L’unité au sein d’une société moderne (oui mais jusqu’à quel point ?)

 

La société démocratique idéale est-elle la société la plus homogène possible ? Est-elle une association dont les membres sont unis au point de ne faire plus qu’un ?

C’est le point de vue, entre autres grands penseurs, de Platon, de La Boétie, de Rousseau et de Marx.

Pour tous, elle implique l’homogénéité, l’égalité et la fusion de tous en un.

On trouve tous ces ingrédients dans le discours de La Boétie :« La nature (…) nous a fait à tous ce beau présent de la voix et de la parole pour mieux nous rencontrer et fraterniser et pour produire, par la communication et l’échange de nos pensées, la communion de nos volontés ; puisqu’elle a cherché par tous les moyens à faire et à resserrer le nœud de notre alliance, de notre société, puisqu’elle a montré en toutes choses qu’elle ne nous voulait pas seulement unis, mais tel un seul être (…)? »

Le prix de ce totalisme  sociétal ? Le sacrifice de la liberté individuelle, tant que l’individu humain sera irréductiblement et un animal social et un sujet séparé des autres.

Cette question a été débattue depuis que les individus se sont donné le droit de choisir leur type de société. Platon fait l’éloge de l’unité totale, Aristote en fait le procès.

Cette question continue de se poser à nous, comme l’a prouvé par exemple le livre de Rosanvallon « La société des égaux »  

À quel degré l’hétérogénéité devient-elle incompatible avec la cohésion nationale, avec la possibilité de vivre ensemble et pas seulement côte à côte?

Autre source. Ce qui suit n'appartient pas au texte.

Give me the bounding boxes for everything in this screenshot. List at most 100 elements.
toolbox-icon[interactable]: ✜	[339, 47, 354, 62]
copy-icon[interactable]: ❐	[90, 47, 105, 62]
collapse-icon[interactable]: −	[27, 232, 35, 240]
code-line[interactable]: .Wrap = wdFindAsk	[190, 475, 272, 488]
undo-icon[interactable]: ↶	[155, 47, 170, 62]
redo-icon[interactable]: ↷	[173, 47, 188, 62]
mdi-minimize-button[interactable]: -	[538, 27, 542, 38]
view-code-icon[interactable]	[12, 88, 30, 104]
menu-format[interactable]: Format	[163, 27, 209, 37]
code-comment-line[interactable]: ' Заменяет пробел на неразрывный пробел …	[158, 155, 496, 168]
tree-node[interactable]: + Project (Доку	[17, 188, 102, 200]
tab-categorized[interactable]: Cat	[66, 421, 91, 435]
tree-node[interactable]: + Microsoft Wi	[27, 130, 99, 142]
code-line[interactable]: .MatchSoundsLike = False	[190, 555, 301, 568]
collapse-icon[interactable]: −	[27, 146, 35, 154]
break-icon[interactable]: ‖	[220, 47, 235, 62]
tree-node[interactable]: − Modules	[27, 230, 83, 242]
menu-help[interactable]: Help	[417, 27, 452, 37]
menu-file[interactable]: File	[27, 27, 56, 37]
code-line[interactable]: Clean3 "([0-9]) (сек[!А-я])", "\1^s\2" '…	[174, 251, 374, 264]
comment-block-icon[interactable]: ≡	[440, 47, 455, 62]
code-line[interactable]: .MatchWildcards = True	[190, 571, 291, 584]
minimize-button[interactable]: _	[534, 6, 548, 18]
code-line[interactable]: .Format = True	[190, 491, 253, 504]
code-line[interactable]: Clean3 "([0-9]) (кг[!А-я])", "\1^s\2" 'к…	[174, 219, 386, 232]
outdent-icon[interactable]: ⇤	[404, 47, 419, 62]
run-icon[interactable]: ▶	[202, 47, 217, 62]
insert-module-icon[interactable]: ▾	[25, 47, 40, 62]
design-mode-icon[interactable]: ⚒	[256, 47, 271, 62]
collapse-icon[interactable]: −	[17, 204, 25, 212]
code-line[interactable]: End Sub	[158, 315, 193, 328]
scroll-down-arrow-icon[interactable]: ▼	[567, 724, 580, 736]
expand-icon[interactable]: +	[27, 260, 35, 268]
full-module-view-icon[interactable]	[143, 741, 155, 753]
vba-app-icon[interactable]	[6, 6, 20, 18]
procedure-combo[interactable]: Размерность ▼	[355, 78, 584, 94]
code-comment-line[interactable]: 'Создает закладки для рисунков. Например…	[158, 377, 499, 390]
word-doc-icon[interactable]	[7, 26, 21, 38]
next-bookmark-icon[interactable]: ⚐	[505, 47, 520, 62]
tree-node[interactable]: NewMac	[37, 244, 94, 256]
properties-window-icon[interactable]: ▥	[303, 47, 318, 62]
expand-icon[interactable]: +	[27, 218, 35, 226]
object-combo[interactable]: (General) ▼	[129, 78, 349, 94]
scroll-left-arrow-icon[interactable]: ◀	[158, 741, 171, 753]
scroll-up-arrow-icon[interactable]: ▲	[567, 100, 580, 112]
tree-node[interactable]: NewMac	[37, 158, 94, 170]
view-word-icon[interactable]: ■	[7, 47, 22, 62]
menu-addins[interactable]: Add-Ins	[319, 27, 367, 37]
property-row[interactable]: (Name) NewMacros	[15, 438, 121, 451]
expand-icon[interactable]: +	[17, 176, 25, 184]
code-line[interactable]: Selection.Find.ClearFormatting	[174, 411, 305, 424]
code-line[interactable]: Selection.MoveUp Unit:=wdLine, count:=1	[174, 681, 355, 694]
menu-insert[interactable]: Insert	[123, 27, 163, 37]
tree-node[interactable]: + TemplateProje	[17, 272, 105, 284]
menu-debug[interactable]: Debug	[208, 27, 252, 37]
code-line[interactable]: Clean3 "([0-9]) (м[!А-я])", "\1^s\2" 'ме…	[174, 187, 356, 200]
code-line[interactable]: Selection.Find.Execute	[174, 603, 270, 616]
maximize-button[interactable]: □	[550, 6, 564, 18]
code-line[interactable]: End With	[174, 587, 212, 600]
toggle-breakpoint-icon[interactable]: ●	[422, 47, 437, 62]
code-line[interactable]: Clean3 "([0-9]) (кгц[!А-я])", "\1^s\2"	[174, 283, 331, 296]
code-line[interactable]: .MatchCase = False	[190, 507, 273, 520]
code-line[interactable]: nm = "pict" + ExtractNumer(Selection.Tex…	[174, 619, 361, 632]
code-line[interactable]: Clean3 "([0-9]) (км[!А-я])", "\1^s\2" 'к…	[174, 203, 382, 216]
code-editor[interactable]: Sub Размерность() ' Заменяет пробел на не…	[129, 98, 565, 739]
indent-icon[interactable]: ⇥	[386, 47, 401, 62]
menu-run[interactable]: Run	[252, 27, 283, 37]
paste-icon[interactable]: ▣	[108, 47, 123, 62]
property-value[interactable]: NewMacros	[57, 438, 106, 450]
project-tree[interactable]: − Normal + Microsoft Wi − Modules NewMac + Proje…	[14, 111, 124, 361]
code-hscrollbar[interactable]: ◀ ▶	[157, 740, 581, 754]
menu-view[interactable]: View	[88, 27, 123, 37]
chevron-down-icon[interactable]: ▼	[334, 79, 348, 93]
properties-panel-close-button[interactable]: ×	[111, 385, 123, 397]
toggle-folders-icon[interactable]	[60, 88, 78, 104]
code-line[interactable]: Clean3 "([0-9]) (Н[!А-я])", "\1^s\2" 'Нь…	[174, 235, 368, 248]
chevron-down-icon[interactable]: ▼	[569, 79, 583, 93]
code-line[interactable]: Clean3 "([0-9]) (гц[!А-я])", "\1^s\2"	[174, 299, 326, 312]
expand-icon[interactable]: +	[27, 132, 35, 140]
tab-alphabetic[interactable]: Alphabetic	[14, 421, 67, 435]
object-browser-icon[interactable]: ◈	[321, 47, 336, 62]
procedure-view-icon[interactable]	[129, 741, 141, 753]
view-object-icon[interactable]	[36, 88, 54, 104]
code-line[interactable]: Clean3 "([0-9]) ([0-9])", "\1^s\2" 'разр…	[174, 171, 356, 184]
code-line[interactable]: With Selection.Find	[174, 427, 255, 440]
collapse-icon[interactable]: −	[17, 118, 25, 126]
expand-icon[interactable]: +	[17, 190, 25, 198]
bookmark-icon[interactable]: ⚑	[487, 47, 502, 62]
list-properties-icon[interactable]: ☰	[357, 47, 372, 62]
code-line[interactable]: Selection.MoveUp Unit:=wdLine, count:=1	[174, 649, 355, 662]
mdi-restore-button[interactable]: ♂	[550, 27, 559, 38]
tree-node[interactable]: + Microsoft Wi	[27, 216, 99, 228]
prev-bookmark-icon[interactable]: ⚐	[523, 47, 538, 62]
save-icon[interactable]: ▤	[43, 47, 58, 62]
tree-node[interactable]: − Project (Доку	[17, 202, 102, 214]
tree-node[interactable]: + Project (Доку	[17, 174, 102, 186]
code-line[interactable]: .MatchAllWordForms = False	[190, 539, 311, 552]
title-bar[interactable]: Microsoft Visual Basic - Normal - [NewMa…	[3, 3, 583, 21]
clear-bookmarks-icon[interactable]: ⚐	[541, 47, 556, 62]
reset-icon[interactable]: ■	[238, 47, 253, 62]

Cette question  se pose en France dans la tension entre deux pôles : le degré de « commun » qu’exigent l’unité du pays et la citoyenneté d’une part, et, d’autre part, les droits de chacun à la particularité qui sont implicitement présents dans les droits de l’homme.

Le « commun » est la priorité pour le point de vue républicain-étatiste, pour les nationalismes, et aussi pour le point de vue socialiste et anti-inégalitaire.

Le droit d’être particulier, différent et inégal, est le point de vue que privilégie le libéralisme.

Si on pousse à la limite le point de vue de l’homogénéité, on aboutit à la condamnation de la diversité, regardée comme la source de tous les maux : les classes sociales ne devraient pas exister, les races et les sexes ne sont plus des réalités nommables, tout le monde est du pareil au même.

Si par contre on pousse à son comble le point de vue du droit à la particularité et à l’inégalité, la société n’a plus ni identité, ni lien, ni existence. Il arrive d’ailleurs que le particularisme conduise à une sécession. Voir le risque en Espagne, en Belgique, en Grande Bretagne, sans oublier l’ex-Tchécoslovaquie, l’ex-Yougoslavie et de futurs ex-pays actuellement en guerres civiles ethniques et/ou religieuses.

Le fantasme de l’unité parfaite contient la dérive totalitaire.

Le fantasme du « chacun vit comme il veut pourvu que son voisin puisse en faire autant » conduit à la dissolution de la société.

Nous sommes donc condamnés à des questions qui n’ont pas de réponse tranchée d’avance.

Une société démocratique doit-elle tolérer l’usage en son sein de langues diverses ? Admettre l’existence de classes sociales dont les intérêts peuvent être antagonistes ? Une inégalité de revenus illimitée? Des pratiques religieuses et des mœurs qui singularisent et séparent des communautés ? 

Toute société moderne est prise entre ces deux dérives, et est condamnée à placer le curseur à un endroit  tout en sachant qu’il n’existe pas un juste milieu qui serait concevable pour toutes les sociétés.